An aerobic workout will burn more calories than weight training. Your metabolism may stay elevated longer doing weight training than cardio and weight lifting is better for building muscle.

So you are asking which would yield better results if your goal was to lose weight faster?

.The answer is both. The ratio of time spent doing aerobic/cardio vs. weight training is key.

When I was working at a prominent health club in NYC I learned from the fitness trainers what the correct ratio should be. And I have to say I was surprised at their response.

There should be about a 3 to 1 ratio of time spent doing cardio to time spent doing weight training if the primary goal is to lose weight.

For example if you are doing 2 hours of cardio exercise in a week you want to only do about 30-40 minutes of strength training in order to burn more calories at a faster rate  So the end result is you will see a reduction in your weight.
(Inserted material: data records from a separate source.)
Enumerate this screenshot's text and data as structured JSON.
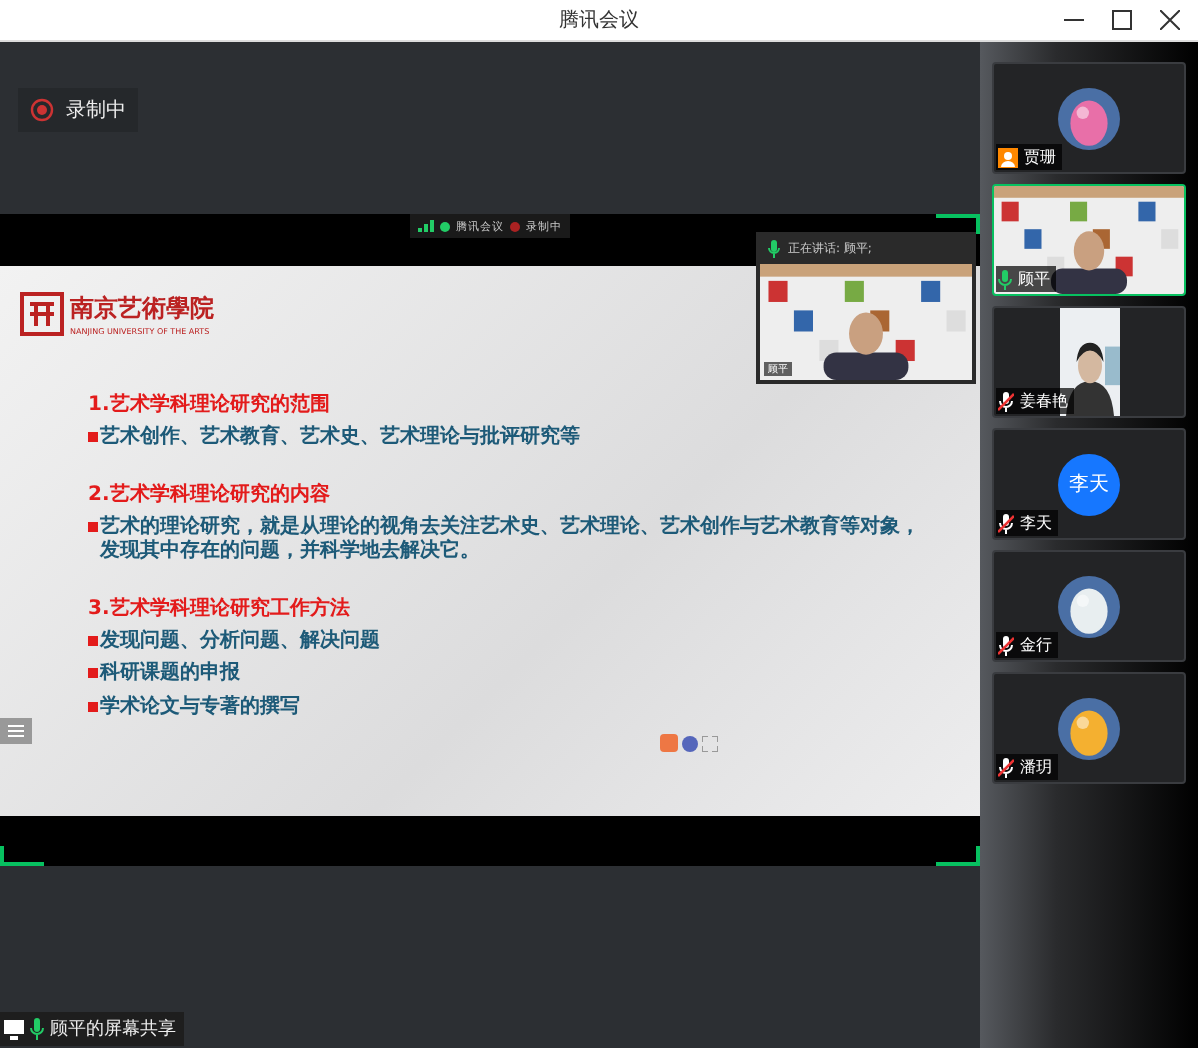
{
  "window": {
    "title": "腾讯会议"
  },
  "recording": {
    "label": "录制中"
  },
  "share_bar": {
    "app": "腾讯会议",
    "recording": "录制中"
  },
  "speaker": {
    "label": "正在讲话: 顾平;",
    "name": "顾平"
  },
  "slide": {
    "logo": "南京艺術學院",
    "logo_sub": "NANJING UNIVERSITY OF THE ARTS",
    "sections": [
      {
        "heading": "1.艺术学科理论研究的范围",
        "bullets": [
          "艺术创作、艺术教育、艺术史、艺术理论与批评研究等"
        ]
      },
      {
        "heading": "2.艺术学科理论研究的内容",
        "bullets": [
          "艺术的理论研究，就是从理论的视角去关注艺术史、艺术理论、艺术创作与艺术教育等对象，发现其中存在的问题，并科学地去解决它。"
        ]
      },
      {
        "heading": "3.艺术学科理论研究工作方法",
        "bullets": [
          "发现问题、分析问题、解决问题",
          "科研课题的申报",
          "学术论文与专著的撰写"
        ]
      }
    ]
  },
  "participants": [
    {
      "name": "贾珊",
      "kind": "avatar",
      "badge": {
        "kind": "user"
      },
      "speaking": false,
      "color": "#e86fa8"
    },
    {
      "name": "顾平",
      "kind": "video",
      "badge": {
        "kind": "mic",
        "muted": false
      },
      "speaking": true
    },
    {
      "name": "姜春艳",
      "kind": "video",
      "badge": {
        "kind": "mic",
        "muted": true
      },
      "speaking": false
    },
    {
      "name": "李天",
      "kind": "initials",
      "initials": "李天",
      "badge": {
        "kind": "mic",
        "muted": true
      },
      "speaking": false,
      "color": "#1677ff"
    },
    {
      "name": "金行",
      "kind": "avatar",
      "badge": {
        "kind": "mic",
        "muted": true
      },
      "speaking": false,
      "color": "#e8eef0"
    },
    {
      "name": "潘玥",
      "kind": "avatar",
      "badge": {
        "kind": "mic",
        "muted": true
      },
      "speaking": false,
      "color": "#f4b030"
    }
  ],
  "share_label": "顾平的屏幕共享"
}
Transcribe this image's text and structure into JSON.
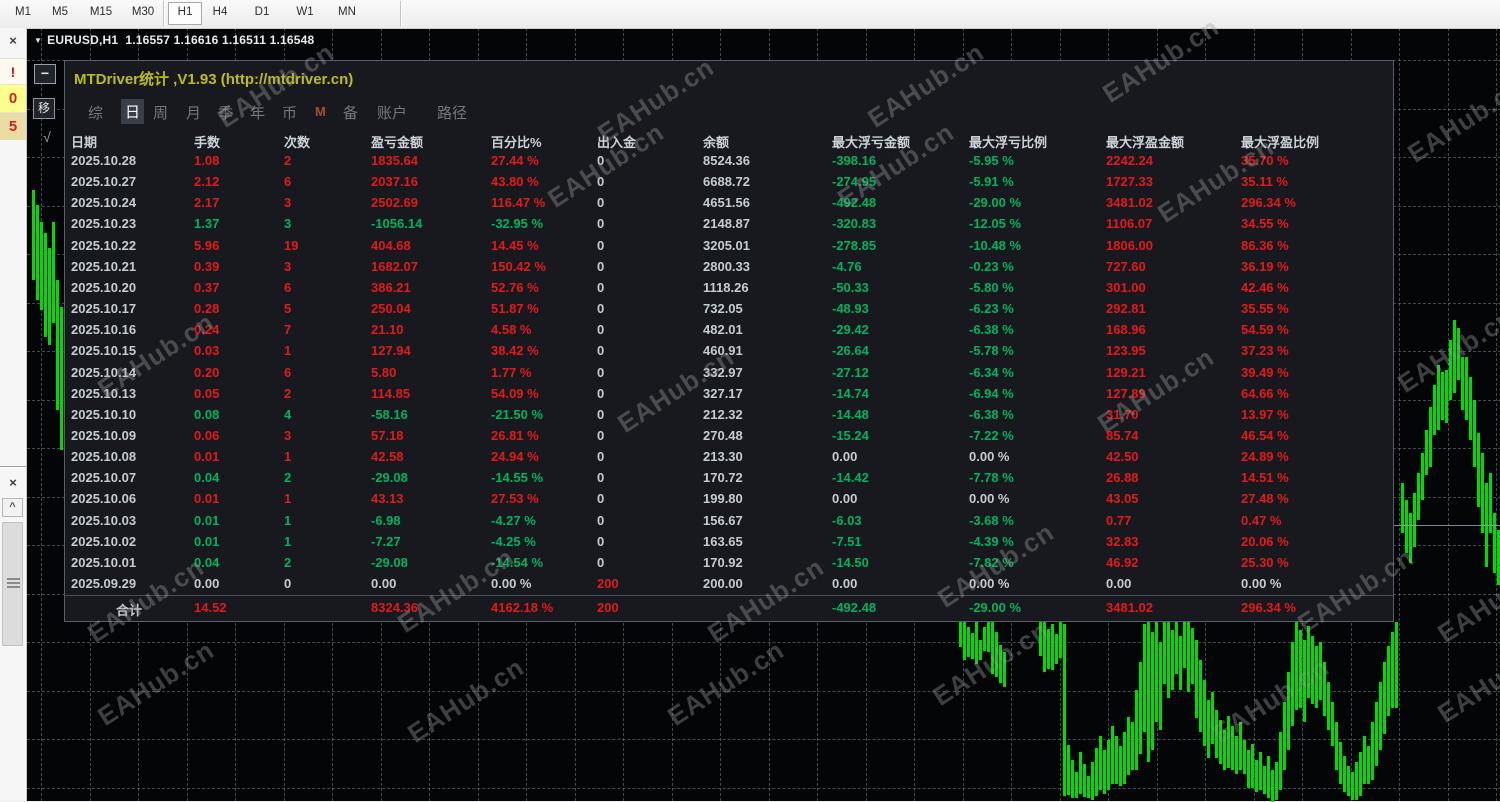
{
  "toolbar": {
    "timeframes": [
      {
        "label": "M1",
        "active": false
      },
      {
        "label": "M5",
        "active": false
      },
      {
        "label": "M15",
        "active": false
      },
      {
        "label": "M30",
        "active": false
      },
      {
        "label": "H1",
        "active": true
      },
      {
        "label": "H4",
        "active": false
      },
      {
        "label": "D1",
        "active": false
      },
      {
        "label": "W1",
        "active": false
      },
      {
        "label": "MN",
        "active": false
      }
    ]
  },
  "left_strip": {
    "close_top": "×",
    "alert": "!",
    "badge_zero": "0",
    "badge_five": "5",
    "close_bottom": "×",
    "collapse_up": "^"
  },
  "chart": {
    "dropdown_arrow": "▼",
    "symbol": "EURUSD,H1",
    "ohlc": "1.16557 1.16616 1.16511 1.16548"
  },
  "panel": {
    "title": "MTDriver统计 ,V1.93 (http://mtdriver.cn)",
    "controls": {
      "minimize": "−",
      "move": "移",
      "check": "√"
    },
    "tabs": [
      {
        "label": "综",
        "active": false,
        "accent": false
      },
      {
        "label": "日",
        "active": true,
        "accent": false
      },
      {
        "label": "周",
        "active": false,
        "accent": false
      },
      {
        "label": "月",
        "active": false,
        "accent": false
      },
      {
        "label": "季",
        "active": false,
        "accent": false
      },
      {
        "label": "年",
        "active": false,
        "accent": false
      },
      {
        "label": "币",
        "active": false,
        "accent": false
      },
      {
        "label": "M",
        "active": false,
        "accent": true
      },
      {
        "label": "备",
        "active": false,
        "accent": false
      },
      {
        "label": "账户",
        "active": false,
        "accent": false
      },
      {
        "label": "路径",
        "active": false,
        "accent": false
      }
    ],
    "table": {
      "headers": [
        "日期",
        "手数",
        "次数",
        "盈亏金额",
        "百分比%",
        "出入金",
        "余额",
        "最大浮亏金额",
        "最大浮亏比例",
        "最大浮盈金额",
        "最大浮盈比例"
      ],
      "rows": [
        [
          "2025.10.28",
          "1.08",
          "2",
          "1835.64",
          "27.44 %",
          "0",
          "8524.36",
          "-398.16",
          "-5.95 %",
          "2242.24",
          "35.70 %"
        ],
        [
          "2025.10.27",
          "2.12",
          "6",
          "2037.16",
          "43.80 %",
          "0",
          "6688.72",
          "-274.95",
          "-5.91 %",
          "1727.33",
          "35.11 %"
        ],
        [
          "2025.10.24",
          "2.17",
          "3",
          "2502.69",
          "116.47 %",
          "0",
          "4651.56",
          "-492.48",
          "-29.00 %",
          "3481.02",
          "296.34 %"
        ],
        [
          "2025.10.23",
          "1.37",
          "3",
          "-1056.14",
          "-32.95 %",
          "0",
          "2148.87",
          "-320.83",
          "-12.05 %",
          "1106.07",
          "34.55 %"
        ],
        [
          "2025.10.22",
          "5.96",
          "19",
          "404.68",
          "14.45 %",
          "0",
          "3205.01",
          "-278.85",
          "-10.48 %",
          "1806.00",
          "86.36 %"
        ],
        [
          "2025.10.21",
          "0.39",
          "3",
          "1682.07",
          "150.42 %",
          "0",
          "2800.33",
          "-4.76",
          "-0.23 %",
          "727.60",
          "36.19 %"
        ],
        [
          "2025.10.20",
          "0.37",
          "6",
          "386.21",
          "52.76 %",
          "0",
          "1118.26",
          "-50.33",
          "-5.80 %",
          "301.00",
          "42.46 %"
        ],
        [
          "2025.10.17",
          "0.28",
          "5",
          "250.04",
          "51.87 %",
          "0",
          "732.05",
          "-48.93",
          "-6.23 %",
          "292.81",
          "35.55 %"
        ],
        [
          "2025.10.16",
          "0.24",
          "7",
          "21.10",
          "4.58 %",
          "0",
          "482.01",
          "-29.42",
          "-6.38 %",
          "168.96",
          "54.59 %"
        ],
        [
          "2025.10.15",
          "0.03",
          "1",
          "127.94",
          "38.42 %",
          "0",
          "460.91",
          "-26.64",
          "-5.78 %",
          "123.95",
          "37.23 %"
        ],
        [
          "2025.10.14",
          "0.20",
          "6",
          "5.80",
          "1.77 %",
          "0",
          "332.97",
          "-27.12",
          "-6.34 %",
          "129.21",
          "39.49 %"
        ],
        [
          "2025.10.13",
          "0.05",
          "2",
          "114.85",
          "54.09 %",
          "0",
          "327.17",
          "-14.74",
          "-6.94 %",
          "127.89",
          "64.66 %"
        ],
        [
          "2025.10.10",
          "0.08",
          "4",
          "-58.16",
          "-21.50 %",
          "0",
          "212.32",
          "-14.48",
          "-6.38 %",
          "31.70",
          "13.97 %"
        ],
        [
          "2025.10.09",
          "0.06",
          "3",
          "57.18",
          "26.81 %",
          "0",
          "270.48",
          "-15.24",
          "-7.22 %",
          "85.74",
          "46.54 %"
        ],
        [
          "2025.10.08",
          "0.01",
          "1",
          "42.58",
          "24.94 %",
          "0",
          "213.30",
          "0.00",
          "0.00 %",
          "42.50",
          "24.89 %"
        ],
        [
          "2025.10.07",
          "0.04",
          "2",
          "-29.08",
          "-14.55 %",
          "0",
          "170.72",
          "-14.42",
          "-7.78 %",
          "26.88",
          "14.51 %"
        ],
        [
          "2025.10.06",
          "0.01",
          "1",
          "43.13",
          "27.53 %",
          "0",
          "199.80",
          "0.00",
          "0.00 %",
          "43.05",
          "27.48 %"
        ],
        [
          "2025.10.03",
          "0.01",
          "1",
          "-6.98",
          "-4.27 %",
          "0",
          "156.67",
          "-6.03",
          "-3.68 %",
          "0.77",
          "0.47 %"
        ],
        [
          "2025.10.02",
          "0.01",
          "1",
          "-7.27",
          "-4.25 %",
          "0",
          "163.65",
          "-7.51",
          "-4.39 %",
          "32.83",
          "20.06 %"
        ],
        [
          "2025.10.01",
          "0.04",
          "2",
          "-29.08",
          "-14.54 %",
          "0",
          "170.92",
          "-14.50",
          "-7.82 %",
          "46.92",
          "25.30 %"
        ],
        [
          "2025.09.29",
          "0.00",
          "0",
          "0.00",
          "0.00 %",
          "200",
          "200.00",
          "0.00",
          "0.00 %",
          "0.00",
          "0.00 %"
        ]
      ],
      "total": [
        "合计",
        "14.52",
        "",
        "8324.36",
        "4162.18 %",
        "200",
        "",
        "-492.48",
        "-29.00 %",
        "3481.02",
        "296.34 %"
      ]
    }
  },
  "watermark": {
    "text": "EAHub.cn"
  },
  "colors": {
    "profit_red": "#e11b1b",
    "loss_green": "#00b35c",
    "neutral_text": "#c6ccd4",
    "title_yellow": "#bdbf10",
    "candle_green": "#00dc00"
  }
}
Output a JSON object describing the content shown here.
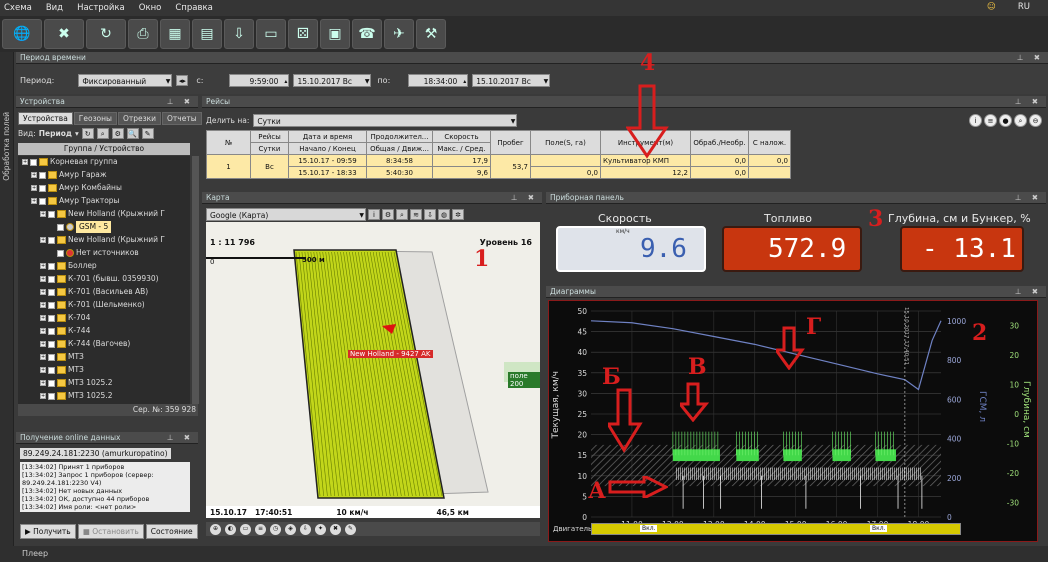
{
  "menu": {
    "items": [
      "Схема",
      "Вид",
      "Настройка",
      "Окно",
      "Справка"
    ],
    "lang": "RU"
  },
  "side_tab": "Обработка полей",
  "period_panel": {
    "title": "Период времени",
    "label": "Период:",
    "mode": "Фиксированный",
    "from_label": "с:",
    "from_time": "9:59:00",
    "from_date": "15.10.2017 Вс",
    "to_label": "по:",
    "to_time": "18:34:00",
    "to_date": "15.10.2017 Вс"
  },
  "devices_panel": {
    "title": "Устройства",
    "tabs": [
      "Устройства",
      "Геозоны",
      "Отрезки",
      "Отчеты"
    ],
    "view_label": "Вид:",
    "view_value": "Период",
    "group_header": "Группа / Устройство",
    "tree": [
      {
        "label": "Корневая группа",
        "level": 0
      },
      {
        "label": "Амур Гараж",
        "level": 1
      },
      {
        "label": "Амур Комбайны",
        "level": 1
      },
      {
        "label": "Амур Тракторы",
        "level": 1
      },
      {
        "label": "New Holland (Крыжний Г",
        "level": 2
      },
      {
        "label": "GSM - 5",
        "level": 3,
        "selected": true
      },
      {
        "label": "New Holland (Крыжний Г",
        "level": 2
      },
      {
        "label": "Нет источников",
        "level": 3
      },
      {
        "label": "Боллер",
        "level": 2
      },
      {
        "label": "К-701 (бывш. 0359930)",
        "level": 2
      },
      {
        "label": "К-701 (Васильев АВ)",
        "level": 2
      },
      {
        "label": "К-701 (Шельменко)",
        "level": 2
      },
      {
        "label": "К-704",
        "level": 2
      },
      {
        "label": "К-744",
        "level": 2
      },
      {
        "label": "К-744 (Вагочев)",
        "level": 2
      },
      {
        "label": "МТЗ",
        "level": 2
      },
      {
        "label": "МТЗ",
        "level": 2
      },
      {
        "label": "МТЗ 1025.2",
        "level": 2
      },
      {
        "label": "МТЗ 1025.2",
        "level": 2
      }
    ],
    "serial": "Сер. №: 359 928"
  },
  "online_panel": {
    "title": "Получение online данных",
    "tab": "89.249.24.181:2230 (amurkuropatino)",
    "log": [
      "[13:34:02] Принят 1 приборов",
      "[13:34:02] Запрос 1 приборов (сервер: 89.249.24.181:2230 V4)",
      "[13:34:02] Нет новых данных",
      "[13:34:02] ОК, доступно 44 приборов",
      "[13:34:02] Имя роли: <нет роли>"
    ],
    "buttons": [
      "Получить",
      "Остановить",
      "Состояние"
    ]
  },
  "trips_panel": {
    "title": "Рейсы",
    "split_label": "Делить на:",
    "split_value": "Сутки",
    "headers_top": [
      "№",
      "Рейсы",
      "Дата и время",
      "Продолжител...",
      "Скорость",
      "Пробег",
      "Поле(S, га)",
      "Инструмент(м)",
      "Обраб./Необр.",
      "С налож."
    ],
    "headers_sub": [
      "",
      "Сутки",
      "Начало / Конец",
      "Общая / Движ...",
      "Макс. / Сред.",
      "",
      "",
      "",
      "",
      ""
    ],
    "row": {
      "num": "1",
      "trip": "Вс",
      "start": "15.10.17 - 09:59",
      "end": "15.10.17 - 18:33",
      "dur_total": "8:34:58",
      "dur_move": "5:40:30",
      "speed_max": "17,9",
      "speed_avg": "9,6",
      "mileage": "53,7",
      "field": "0,0",
      "tool": "Культиватор КМП",
      "tool_w": "12,2",
      "proc": "0,0",
      "unproc": "0,0",
      "overlap": "0,0"
    }
  },
  "map_panel": {
    "title": "Карта",
    "source": "Google (Карта)",
    "scale": "1 : 11 796",
    "level": "Уровень 16",
    "scale_bar": "500 м",
    "zero": "0",
    "vehicle_label": "New Holland - 9427 AK",
    "field_label": "поле 200",
    "status_date": "15.10.17",
    "status_time": "17:40:51",
    "status_speed": "10 км/ч",
    "status_dist": "46,5 км"
  },
  "dashboard": {
    "title": "Приборная панель",
    "speed_title": "Скорость",
    "speed_unit": "км/ч",
    "speed_value": "9.6",
    "fuel_title": "Топливо",
    "fuel_value": "572.9",
    "depth_title": "Глубина, см и Бункер, %",
    "depth_value": "- 13.1",
    "colors": {
      "speed_bg": "#dfe3ea",
      "orange_bg": "#c8360f",
      "digit_speed": "#3a5fb0",
      "digit_orange": "#ffffff"
    }
  },
  "charts_panel": {
    "title": "Диаграммы",
    "left_axis_label": "Текущая, км/ч",
    "right_axis1_label": "ГСМ, л",
    "right_axis2_label": "Глубина, см",
    "engine_label": "Двигатель",
    "engine_state": "Вкл.",
    "marker_label": "15.10.2017 17:40:51",
    "chart_data": {
      "type": "line",
      "x_ticks": [
        "11:00",
        "12:00",
        "13:00",
        "14:00",
        "15:00",
        "16:00",
        "17:00",
        "18:00"
      ],
      "y_left": {
        "ticks": [
          0,
          5,
          10,
          15,
          20,
          25,
          30,
          35,
          40,
          45,
          50
        ],
        "range": [
          0,
          50
        ]
      },
      "y_right1": {
        "ticks": [
          0,
          200,
          400,
          600,
          800,
          1000
        ],
        "range": [
          0,
          1050
        ]
      },
      "y_right2": {
        "ticks": [
          30,
          20,
          10,
          0,
          -10,
          -20,
          -30
        ],
        "range": [
          -35,
          35
        ]
      },
      "series": [
        {
          "name": "ГСМ, л",
          "color": "#6f82c4",
          "x": [
            "10:00",
            "11:00",
            "12:00",
            "13:00",
            "14:00",
            "15:00",
            "16:00",
            "17:00",
            "17:40",
            "18:00",
            "18:20",
            "18:33"
          ],
          "values": [
            1000,
            990,
            960,
            920,
            880,
            830,
            780,
            730,
            700,
            650,
            900,
            1000
          ]
        }
      ]
    }
  },
  "annotations": {
    "n1": "1",
    "n2": "2",
    "n3": "3",
    "n4": "4",
    "a": "А",
    "b": "Б",
    "v": "В",
    "g": "Г"
  },
  "player": "Плеер"
}
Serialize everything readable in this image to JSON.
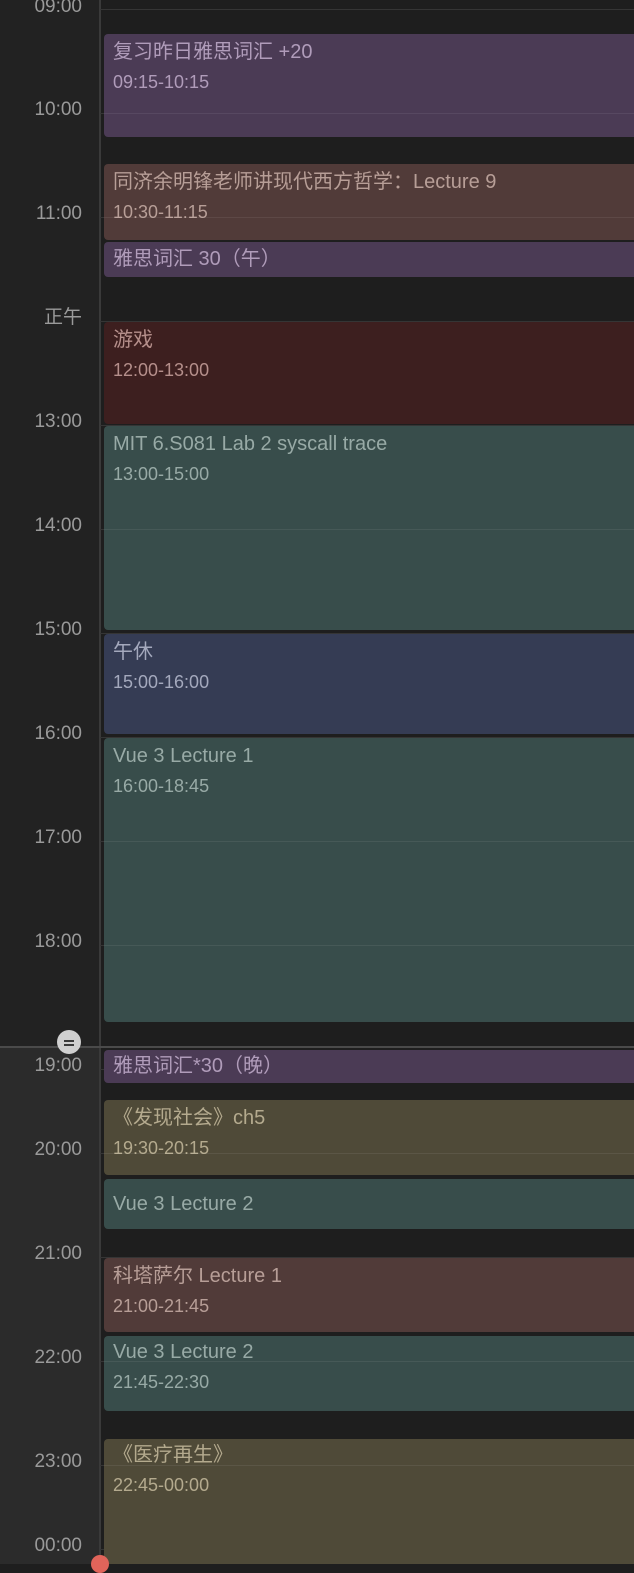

If you are less interested in seeing the numbers on the scale move downwards than you are in losing inches and gaining strength and muscle then your ratio can look more like 2 to 1 cardio to weight training.

Why do some people exercise six or seven days per week and find they cannot lose weight?

There are essentially two reasons, one is that you might be engaging in too much strength training relative to aerobic exercise. Two is that you may not be consuming enough calories or restricting your calories to much and your body is holding on to every calories since there is not enough calorie intake to burn. So increasing your calories, and finding the correct balance between cardiovascular exercise and weight training is essential for optimal results.

Working with a qualified nutritionist or an exercise physiologist who can determine the correct amount of calories and or the correct exercise routine is recommended.